長崎県長与町が舞台の映画「サバカン SABAKAN」が2022年8月に公開されました。
どこか懐かしい気持ちにさせてくれるこちらの映画、早速レビューしていきます!
(以下、ネタバレエピソード含まれています🙏)
あらすじ
1986年の長崎。夫婦喧嘩は多いが愛情深い両親と弟と暮らす久田は、斉藤由貴とキン肉マン消しゴムが大好きな小学5年生。そんな久田は、家が貧しくクラスメートから避けられている竹本と、ひょんなことから“イルカを見るため”にブーメラン島を目指すことに。海で溺れかけ、ヤンキーに絡まれ、散々な目に遭う。この冒険をきっかけに二人の友情が深まる中、別れを予感させる悲しい事件が起こってしまう・・・。
https://sabakan-movie.com
テレビプロデューサの佐久間宜行さんは自身のラジオで
「それぐらい、結構ね、少年2人の表情と長崎の自然とか。すごいよかったです。あとね、尾野真千子・竹原ピストルの夫婦役。最高! マジで本当に。すごかったです。これ、おすすめです。」
と語っていました。
家族シーンの空気感がどこか懐かしい
この映画の印象的なシーンは、竹原ピストルさん、尾野真千子さんの家族のあたたかさ溢れる演技です。

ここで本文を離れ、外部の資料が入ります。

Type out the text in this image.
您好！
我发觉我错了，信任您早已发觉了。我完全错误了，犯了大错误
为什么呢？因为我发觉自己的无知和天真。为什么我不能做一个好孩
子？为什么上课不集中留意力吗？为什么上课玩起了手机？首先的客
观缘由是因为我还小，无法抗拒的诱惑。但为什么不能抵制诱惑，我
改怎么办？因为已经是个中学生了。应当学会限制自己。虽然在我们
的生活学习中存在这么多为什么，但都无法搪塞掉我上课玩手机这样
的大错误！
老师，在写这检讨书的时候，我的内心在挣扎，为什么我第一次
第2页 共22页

私も二人兄弟の四人家族の家庭に育ったので、作中のテンポのいい会話シーンが昔の実家を見ているようでした。
貧しい家庭をリアルにそしてコミカルに描くシーンは、「万引き家族」のような暗い空気感はなく、笑いに包まれていたため映画館のいたるところからクスクスという笑い声が聞こえてきます。
お母さんならではの怒り方などあの頃の家族あるあるを見事に落とし込んだ作品からは監督はじめ制作チームのすばらしい観察眼がうかがえます。
その家族シーンのクオリティから生み出されるラストシーンは皆の心に感動と共に残るでしょう。
スタンドバイミーのように子供のころを思い出させる
少年がひと夏の冒険をする映画といえばやはり「スタンドバイミー」を連想させます。
主人公が作家である、1986年にまつわるなど共通点が色々あったので今回はスタンドバイミーとサバカンを比較してみます。
少年がイルカを探しに
スタンドバイミーでは死体を探しに行くのに対し、サバカンはイルカを見に行くというほっこりストーリーです。
長崎では島原ではイルカが見れますが、昔は長与近辺にもイルカがいたのでしょうか。
スタンドバイミーとは違い、大人が優しい
なんといっても一番の違いは町の大人のやさしさです。
町のヤンキーに絡まれるシーンでは、スタンドバイミーでは帽子を取られたのに対しサバカンでは帽子をもらっていました。
おじさんから追いかけられるシーンでも、スタンドバイミーでは凶暴な犬を放ち暴言を浴びせるなどギスギスした感じになっていたのですが、サバカンではあたたかくコミカルなシーンになっていました。
長崎のひとのあたたかさが作品を通してひしひしと伝わってきます。
草彅剛の演技も良い
現代を生きる久田 孝明(草彅剛)が1986年のことを回想する中で家族や友情について思い出し、今の生活で少し踏み出してみるという構成が、スタンドバイミーとは違い作品全体にアクセントを持たせています。
ここでの草彅剛の演技は、いい意味で一般人のうだつのあがらない空気感を醸していたため皆が共感できるものでした。
スタンドバイミーにはない日本人独特のなつかしさ
やはりスタンドバイミーとの一番の違いは、日本人ならではの故郷が描写されているということでしょう。
アメリカの人たちはスタンドバイミーをなつかしさと共に観ていたのでしょうがやはり文化の差から100%共感できるとは言い切れなかったです。
しかしサバカンに流れる空気感は正しく我々が過ごしてきたあの実家を連想させるため、まるでタイムスリップしたかのような体験ができるのです。
実際のブーメラン島に行ってみた
作品に登場するブーメラン島が自宅から意外と近かったので行ってみました!
サバカンではこのブーメラン島がイルカを探す最終目的地でした。
やはり思ったより岸の近くにあるという印象でしょう。
でも小学生がここを泳いで渡りきるというのは相当勇気がいるはずです。
イルカこそいませんでしたが、遠くの方で数匹魚が跳ねていました。
場所は長崎県時津町にあります!
さいごに
いかがだったでしょうか。
サバカンは言わば和製スタンドバイミーであるといえるでしょう。
映画全体から醸し出されるなつかしさは日本人全員の心にある実家の風景を思い起こさせるでしょう。
どんな方にもおすすめできる作品です。